Alcuni li studi a scuola, e puoi mandarli giù come lo sciroppo cattivo o appassionartene come un dodicenne coi videogiochi. Altri li conosci a scuola, che è diverso dallo studiarli a scuola, e possono attrarti o meno. Altri ancora li conosci perché le cose capitano, la scuola finisce e le meraviglie non rimangono nascoste. Meraviglie come Moby Dick, per esempio, che insieme a Delitto e Castigo è uno dei romanzoni ottocenteschi che preferisco. Che preferisco fra quelli che ho letto, naturalmente: e sono molti meno di quelli che hanno messo insieme la storia letteraria di quel secol superbo e sciocco (cit.) Quello che mi piace di Moby Dick è che c'è dentro tutto. E uno può sostituire Moby Dick con certe serie Tv, con le canzoni dei Pink Floyd, con la pittura di Botticelli, con i film di Sergio Leone, con le strisce di Schulz o con quel diavolo che gli pare, perché quel "tutto" assume immagini e contenuti fatti a forma del nostro modo di vedere le cose. Ma si ritorna allo stesso linguaggio, allo stesso registro, alla stessa giostra, quella che Melville ha sintetizzato, formidabilmente, avendo ben presente la differenza fra l'elargizione di un messaggio e la ricerca di un significato.

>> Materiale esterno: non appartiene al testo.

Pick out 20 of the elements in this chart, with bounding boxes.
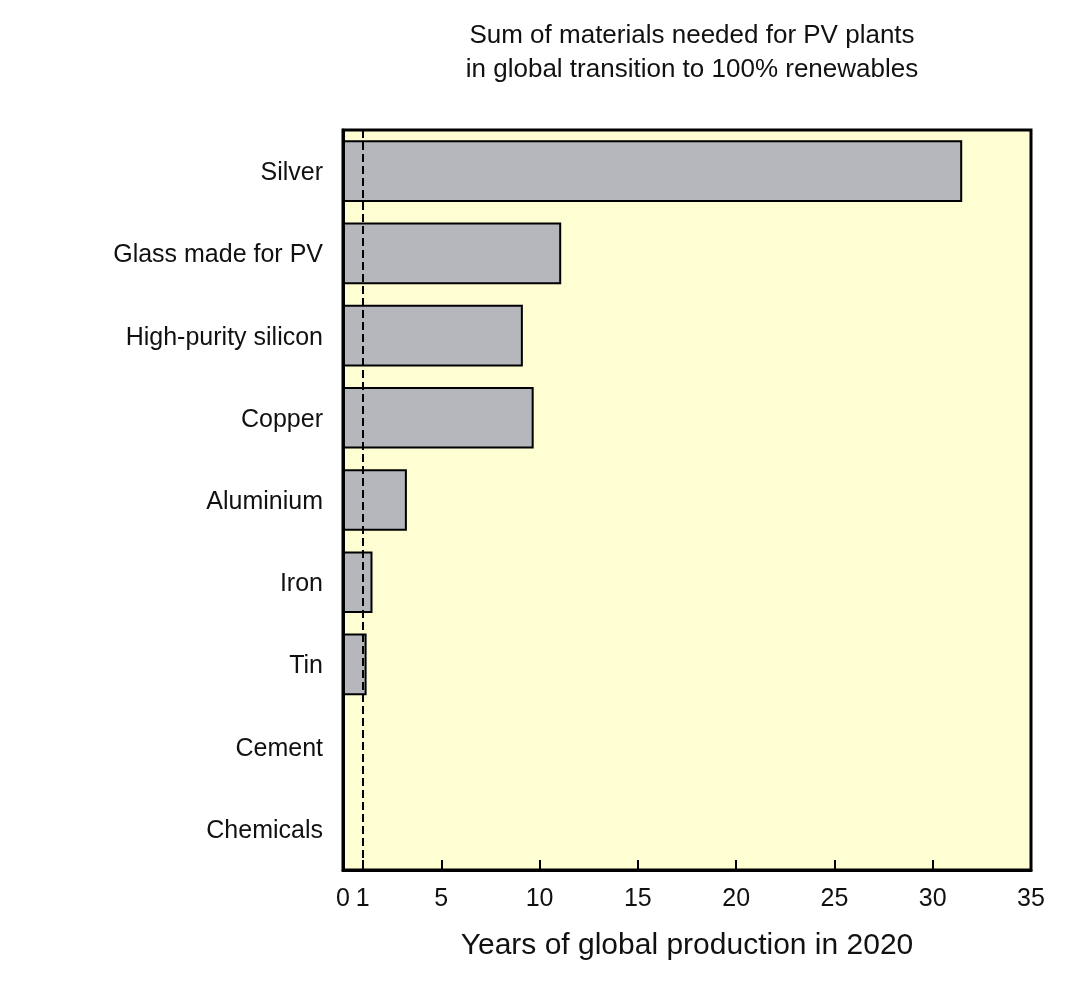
y-tick-label: High-purity silicon xyxy=(125,321,323,350)
x-tick-label: 25 xyxy=(820,882,849,911)
x-tick-label: 20 xyxy=(722,882,751,911)
y-tick-label: Silver xyxy=(260,157,323,186)
x-tick-label: 35 xyxy=(1017,882,1045,911)
y-tick-label: Chemicals xyxy=(206,814,323,843)
y-tick-label: Aluminium xyxy=(206,486,323,514)
x-tick-label: 10 xyxy=(525,882,554,911)
x-tick-label: 30 xyxy=(918,882,947,911)
x-tick-label: 15 xyxy=(623,882,652,911)
x-tick-label: 5 xyxy=(434,882,449,911)
y-tick-label: Glass made for PV xyxy=(113,239,324,268)
y-tick-label: Cement xyxy=(235,732,324,761)
y-tick-label: Copper xyxy=(241,403,323,432)
y-tick-label: Iron xyxy=(279,568,323,597)
chart-title: Sum of materials needed for PV plants in global transition to 100% renewables xyxy=(465,19,919,83)
x-tick-label: 1 xyxy=(355,882,370,911)
x-tick-label: 0 xyxy=(336,882,350,911)
y-tick-label: Tin xyxy=(289,650,323,679)
x-axis-title: Years of global production in 2020 xyxy=(460,926,914,960)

Prediligendo la seconda, in questo modo equilibrato e spregiudicato insieme:
Ci sono certe bizzarre circostanze in questa strana e caotica faccenda che chiamiamo vita, che un uomo prende l'intero universo per un'enorme burla in atto, sebbene non riesca a vederne troppo chiaramente l'arguzia, e sospetti anzichenò che la burla non sia alle spalle di altri che le sue. Egli ingolla tutti gli avvenimenti, [...] non importa quanto indigeribili, come uno struzzo dallo stomaco robusto inghiotte pallottole e pietre focaie. E quanto alle piccole difficoltà e afflizioni, le prospettive d'improvvisa rovina, di pericolo della vita o del corpo, tutto questo, e perfino la morte, gli sembrano ingegnosi e amichevoli colpi, allegre spunzonature nei fianchi, somministrati dall'invisibile e inspiegabile vecchio mattacchione.
E poi ci sono risse e fiocine, sbronze storte e piccole storie sciagurate. Anzichenò: yuk!